Drake gives me a sharp look. ‘What makes you say that?’
‘I read it in your face, sir.’
He considers me for a moment without speaking, as if trying to read me in return. ‘Interesting,’ he says, eventually. ‘Robert Dunne was a solid man. An experienced sailor.’
‘He was a deeply troubled man, Francis, we all know that,’ Knollys says.
‘He had heavy debts, certainly,’ Drake agrees, ‘but this voyage was supposed to remedy that. It would make no sense to die by his own hand before we set sail.’
‘A man may lose faith in h
imself,’ Sidney says.
‘In himself, perhaps, but not in his God. Dunne was devout, in the way of seafaring men. He would have regarded it as a grievous sin.’ Drake pauses, holding up a warning finger, and lowers his voice. ‘But here is my problem. I have allowed the men to believe his death was self-slaughter, as far as I can. They may talk of inviting curses and Dunne’s unburied soul plaguing the ship, but I had rather that for the present than any speculation on the alternative.’
‘You think someone killed him?’ Sidney’s eyes are so wide his brows threaten to disappear. Drake motions for him to keep his voice down.
‘I am certain of it.
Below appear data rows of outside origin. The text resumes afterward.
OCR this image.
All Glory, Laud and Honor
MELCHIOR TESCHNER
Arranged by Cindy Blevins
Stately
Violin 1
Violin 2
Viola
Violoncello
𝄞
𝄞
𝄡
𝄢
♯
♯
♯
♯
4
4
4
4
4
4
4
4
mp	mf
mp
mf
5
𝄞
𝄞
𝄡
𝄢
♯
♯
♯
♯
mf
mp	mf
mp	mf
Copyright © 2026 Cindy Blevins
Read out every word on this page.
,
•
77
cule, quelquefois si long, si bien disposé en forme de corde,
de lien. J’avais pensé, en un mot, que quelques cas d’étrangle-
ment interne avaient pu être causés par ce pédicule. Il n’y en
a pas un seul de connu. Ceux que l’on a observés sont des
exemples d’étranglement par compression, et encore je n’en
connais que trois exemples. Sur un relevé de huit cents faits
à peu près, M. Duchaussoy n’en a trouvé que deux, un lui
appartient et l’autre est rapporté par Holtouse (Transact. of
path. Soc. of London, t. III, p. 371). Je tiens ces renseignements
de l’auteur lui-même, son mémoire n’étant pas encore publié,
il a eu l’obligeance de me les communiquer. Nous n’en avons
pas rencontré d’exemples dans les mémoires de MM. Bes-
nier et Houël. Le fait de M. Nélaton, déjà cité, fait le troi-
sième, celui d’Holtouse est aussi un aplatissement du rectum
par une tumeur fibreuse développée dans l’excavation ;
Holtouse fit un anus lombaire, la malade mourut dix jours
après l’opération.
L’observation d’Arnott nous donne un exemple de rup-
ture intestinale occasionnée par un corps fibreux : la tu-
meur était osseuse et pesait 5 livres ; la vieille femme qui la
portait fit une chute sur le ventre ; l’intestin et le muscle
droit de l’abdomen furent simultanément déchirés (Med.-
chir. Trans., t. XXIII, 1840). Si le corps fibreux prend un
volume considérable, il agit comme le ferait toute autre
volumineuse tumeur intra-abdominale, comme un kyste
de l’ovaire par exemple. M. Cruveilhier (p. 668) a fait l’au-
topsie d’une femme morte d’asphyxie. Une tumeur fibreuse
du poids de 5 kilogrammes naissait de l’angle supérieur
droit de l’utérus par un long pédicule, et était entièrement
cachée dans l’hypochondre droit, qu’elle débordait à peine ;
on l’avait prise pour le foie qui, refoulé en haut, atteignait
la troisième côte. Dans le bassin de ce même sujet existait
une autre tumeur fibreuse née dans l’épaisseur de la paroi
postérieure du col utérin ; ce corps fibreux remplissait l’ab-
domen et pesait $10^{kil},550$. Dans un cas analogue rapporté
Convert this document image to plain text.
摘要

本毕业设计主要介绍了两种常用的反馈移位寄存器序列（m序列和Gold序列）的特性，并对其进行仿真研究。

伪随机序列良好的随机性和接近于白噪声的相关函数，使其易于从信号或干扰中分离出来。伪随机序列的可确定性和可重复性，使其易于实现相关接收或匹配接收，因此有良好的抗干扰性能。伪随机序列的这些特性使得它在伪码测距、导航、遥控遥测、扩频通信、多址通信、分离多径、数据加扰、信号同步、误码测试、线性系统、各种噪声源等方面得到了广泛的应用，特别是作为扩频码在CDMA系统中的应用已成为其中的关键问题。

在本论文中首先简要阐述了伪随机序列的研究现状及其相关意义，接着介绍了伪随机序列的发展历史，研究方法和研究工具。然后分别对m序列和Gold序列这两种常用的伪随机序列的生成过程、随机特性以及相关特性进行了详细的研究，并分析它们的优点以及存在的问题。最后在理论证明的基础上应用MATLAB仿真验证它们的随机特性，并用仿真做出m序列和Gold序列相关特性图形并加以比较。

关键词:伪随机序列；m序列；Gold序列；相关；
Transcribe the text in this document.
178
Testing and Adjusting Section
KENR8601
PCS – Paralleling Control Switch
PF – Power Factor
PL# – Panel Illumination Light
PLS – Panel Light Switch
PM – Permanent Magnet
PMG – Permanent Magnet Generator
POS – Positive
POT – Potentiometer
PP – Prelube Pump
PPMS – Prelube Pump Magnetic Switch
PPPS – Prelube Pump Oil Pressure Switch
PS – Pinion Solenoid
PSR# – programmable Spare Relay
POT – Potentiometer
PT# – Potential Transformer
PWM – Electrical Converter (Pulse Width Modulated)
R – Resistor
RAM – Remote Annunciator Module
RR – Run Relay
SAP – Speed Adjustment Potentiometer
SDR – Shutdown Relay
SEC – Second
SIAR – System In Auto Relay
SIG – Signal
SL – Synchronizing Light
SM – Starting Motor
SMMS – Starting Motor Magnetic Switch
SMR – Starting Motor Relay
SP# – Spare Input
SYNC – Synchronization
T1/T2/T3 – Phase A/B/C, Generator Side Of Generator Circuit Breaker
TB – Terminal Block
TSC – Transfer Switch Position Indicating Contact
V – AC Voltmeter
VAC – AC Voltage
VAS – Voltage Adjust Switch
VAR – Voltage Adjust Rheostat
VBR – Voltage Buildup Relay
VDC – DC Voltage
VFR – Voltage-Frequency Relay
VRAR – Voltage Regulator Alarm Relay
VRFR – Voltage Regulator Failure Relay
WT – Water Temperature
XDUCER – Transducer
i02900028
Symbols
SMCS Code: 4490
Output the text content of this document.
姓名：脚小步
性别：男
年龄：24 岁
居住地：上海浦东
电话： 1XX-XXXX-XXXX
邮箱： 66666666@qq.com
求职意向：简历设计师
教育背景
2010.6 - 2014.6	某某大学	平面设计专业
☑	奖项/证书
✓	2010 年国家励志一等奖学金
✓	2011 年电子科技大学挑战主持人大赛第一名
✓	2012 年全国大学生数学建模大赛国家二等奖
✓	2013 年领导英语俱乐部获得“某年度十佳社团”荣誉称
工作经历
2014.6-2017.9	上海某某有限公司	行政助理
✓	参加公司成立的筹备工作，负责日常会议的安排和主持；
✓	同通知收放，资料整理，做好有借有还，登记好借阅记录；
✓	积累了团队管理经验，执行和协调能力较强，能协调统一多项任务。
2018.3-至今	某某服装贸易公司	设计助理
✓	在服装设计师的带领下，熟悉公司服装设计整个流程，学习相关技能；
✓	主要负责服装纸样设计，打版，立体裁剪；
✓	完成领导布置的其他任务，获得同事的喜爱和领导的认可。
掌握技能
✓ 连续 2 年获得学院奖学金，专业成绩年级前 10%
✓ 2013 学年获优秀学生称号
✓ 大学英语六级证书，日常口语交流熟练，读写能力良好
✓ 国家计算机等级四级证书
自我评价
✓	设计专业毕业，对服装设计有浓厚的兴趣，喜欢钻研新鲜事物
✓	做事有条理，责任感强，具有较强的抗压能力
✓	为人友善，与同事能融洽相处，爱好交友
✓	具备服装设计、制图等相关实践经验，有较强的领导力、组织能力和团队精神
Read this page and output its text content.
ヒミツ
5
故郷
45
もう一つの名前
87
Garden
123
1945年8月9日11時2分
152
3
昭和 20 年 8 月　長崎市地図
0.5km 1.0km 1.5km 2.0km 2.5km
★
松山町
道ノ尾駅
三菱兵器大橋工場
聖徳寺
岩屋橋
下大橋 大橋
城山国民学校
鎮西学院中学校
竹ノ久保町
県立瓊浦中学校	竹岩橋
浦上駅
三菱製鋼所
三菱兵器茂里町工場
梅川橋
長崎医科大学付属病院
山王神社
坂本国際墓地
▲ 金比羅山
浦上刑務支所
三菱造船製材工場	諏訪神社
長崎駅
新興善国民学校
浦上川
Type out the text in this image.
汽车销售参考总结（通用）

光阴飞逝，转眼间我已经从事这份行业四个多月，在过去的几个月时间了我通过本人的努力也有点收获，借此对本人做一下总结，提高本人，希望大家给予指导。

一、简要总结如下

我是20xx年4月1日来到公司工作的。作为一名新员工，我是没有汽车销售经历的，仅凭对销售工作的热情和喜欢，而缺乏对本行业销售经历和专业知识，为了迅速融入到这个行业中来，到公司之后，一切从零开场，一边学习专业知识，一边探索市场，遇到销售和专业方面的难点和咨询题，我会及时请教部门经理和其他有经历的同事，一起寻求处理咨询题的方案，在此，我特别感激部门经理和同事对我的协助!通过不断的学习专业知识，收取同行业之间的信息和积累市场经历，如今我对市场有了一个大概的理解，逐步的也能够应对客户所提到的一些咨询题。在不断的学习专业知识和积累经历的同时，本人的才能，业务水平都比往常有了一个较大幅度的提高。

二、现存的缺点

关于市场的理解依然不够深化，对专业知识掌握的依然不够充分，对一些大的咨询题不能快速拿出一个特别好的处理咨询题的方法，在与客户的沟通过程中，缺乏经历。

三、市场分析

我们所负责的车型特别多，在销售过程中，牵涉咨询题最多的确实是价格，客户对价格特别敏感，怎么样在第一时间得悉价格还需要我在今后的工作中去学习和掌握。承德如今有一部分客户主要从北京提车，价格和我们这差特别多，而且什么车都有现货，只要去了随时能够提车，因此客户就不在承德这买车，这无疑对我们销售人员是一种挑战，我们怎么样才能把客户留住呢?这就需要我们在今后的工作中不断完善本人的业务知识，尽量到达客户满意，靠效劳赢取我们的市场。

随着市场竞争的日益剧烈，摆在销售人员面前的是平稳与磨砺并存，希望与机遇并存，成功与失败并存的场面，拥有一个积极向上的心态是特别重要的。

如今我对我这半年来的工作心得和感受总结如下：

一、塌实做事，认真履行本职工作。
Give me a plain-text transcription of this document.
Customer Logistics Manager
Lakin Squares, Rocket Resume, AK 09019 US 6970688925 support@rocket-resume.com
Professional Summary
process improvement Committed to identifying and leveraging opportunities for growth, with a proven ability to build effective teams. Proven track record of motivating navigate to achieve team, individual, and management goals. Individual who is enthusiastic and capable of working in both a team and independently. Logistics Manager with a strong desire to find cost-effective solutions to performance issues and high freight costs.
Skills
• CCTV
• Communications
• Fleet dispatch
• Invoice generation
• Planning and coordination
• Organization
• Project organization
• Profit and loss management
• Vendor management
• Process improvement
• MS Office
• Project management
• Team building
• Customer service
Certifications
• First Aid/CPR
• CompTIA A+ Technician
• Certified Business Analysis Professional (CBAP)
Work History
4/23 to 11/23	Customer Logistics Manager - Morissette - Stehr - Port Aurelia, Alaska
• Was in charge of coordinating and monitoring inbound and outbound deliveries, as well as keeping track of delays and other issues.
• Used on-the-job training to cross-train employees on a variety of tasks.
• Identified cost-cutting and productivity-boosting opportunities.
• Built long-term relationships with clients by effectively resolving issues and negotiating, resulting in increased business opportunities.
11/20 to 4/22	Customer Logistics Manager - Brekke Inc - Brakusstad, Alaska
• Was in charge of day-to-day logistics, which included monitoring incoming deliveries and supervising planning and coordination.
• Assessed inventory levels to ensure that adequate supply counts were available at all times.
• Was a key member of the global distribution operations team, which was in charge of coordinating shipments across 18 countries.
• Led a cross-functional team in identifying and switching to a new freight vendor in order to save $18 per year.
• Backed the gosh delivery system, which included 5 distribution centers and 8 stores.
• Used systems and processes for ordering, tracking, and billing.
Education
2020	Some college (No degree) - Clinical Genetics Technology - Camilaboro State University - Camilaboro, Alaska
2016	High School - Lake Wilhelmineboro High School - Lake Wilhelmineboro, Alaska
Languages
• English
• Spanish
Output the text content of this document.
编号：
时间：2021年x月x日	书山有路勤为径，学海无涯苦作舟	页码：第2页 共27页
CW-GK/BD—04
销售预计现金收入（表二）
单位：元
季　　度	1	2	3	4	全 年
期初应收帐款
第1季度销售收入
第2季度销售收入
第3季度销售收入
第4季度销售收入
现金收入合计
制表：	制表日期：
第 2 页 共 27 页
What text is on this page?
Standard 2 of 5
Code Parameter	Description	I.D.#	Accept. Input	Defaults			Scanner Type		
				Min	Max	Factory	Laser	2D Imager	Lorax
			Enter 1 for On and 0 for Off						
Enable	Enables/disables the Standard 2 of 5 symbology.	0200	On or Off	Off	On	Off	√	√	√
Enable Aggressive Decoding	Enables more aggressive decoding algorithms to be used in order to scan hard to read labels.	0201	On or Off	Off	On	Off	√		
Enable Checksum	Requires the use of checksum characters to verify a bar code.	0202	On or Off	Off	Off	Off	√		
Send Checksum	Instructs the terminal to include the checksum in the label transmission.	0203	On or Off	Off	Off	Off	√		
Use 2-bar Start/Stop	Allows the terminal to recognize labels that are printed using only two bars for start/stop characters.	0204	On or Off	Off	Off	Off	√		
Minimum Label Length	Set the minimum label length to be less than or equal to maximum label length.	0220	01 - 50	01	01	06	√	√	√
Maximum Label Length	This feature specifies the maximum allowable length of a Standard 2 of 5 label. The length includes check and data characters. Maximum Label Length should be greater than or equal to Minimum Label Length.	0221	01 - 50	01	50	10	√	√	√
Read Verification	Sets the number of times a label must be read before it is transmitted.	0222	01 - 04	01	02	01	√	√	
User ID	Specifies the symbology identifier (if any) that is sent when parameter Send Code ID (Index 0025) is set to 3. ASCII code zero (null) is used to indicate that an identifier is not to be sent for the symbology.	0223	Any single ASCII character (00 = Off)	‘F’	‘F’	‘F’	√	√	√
He did not have the face of a hanged man.’
‘So he was strung up after death, to look like suicide?’ I murmur. ‘How many people know of your suspicions?’
‘The only ones who saw the body were the man who found him, Jonas Solon, and my brother Thomas, who I sent for immediately. I also called the ship’s chaplain to ask his advice. He offered to say a prayer over the body, though he said there was little he could do for a suicide in terms of ritual.’
‘But no one else thought the body looked unusual? For a suicide by hanging, I mean?’
‘If they did, they said nothing. I only voiced my disquiet to Thomas in private later and he said he had thought the same.’ Drake takes a mouthful of wine. The strain of anxiety is plain in his face, though he is doing his best to conceal it.
‘Dunne did not show the signs of strangulation, though it was evident he had been hanging by the neck for some time,’ Thomas says, keeping his voice low. ‘The eyes were bloodshot and there was bruising around his nose and mouth. But he did not have the swollen features you would expect from choking.’
‘My first thought was to have him buried at sea that same day, to spare him the indignity of a suicide’s burial,’ Drake continues. ‘But Padre Pettifer, the chaplain, and my brother here talked me out of it – though the death happened aboard my ship, we are still in English waters and it would be folly to disregard the legal procedures. Besides, we could hardly keep it a secret. So I had him rowed ashore and handed over to the coroner. A messenger was dispatched to his wife the same day – Dunne was a Devon man, his family seat no more than a day’s ride away. The inquest will be held in three days, to give her time to travel.’ He twists the gold ring in his ear. ‘You see my difficulty, gentlemen? If Dunne was killed unlawfully, I must find out what happened before we set sail, but without jeopardising the voyage.’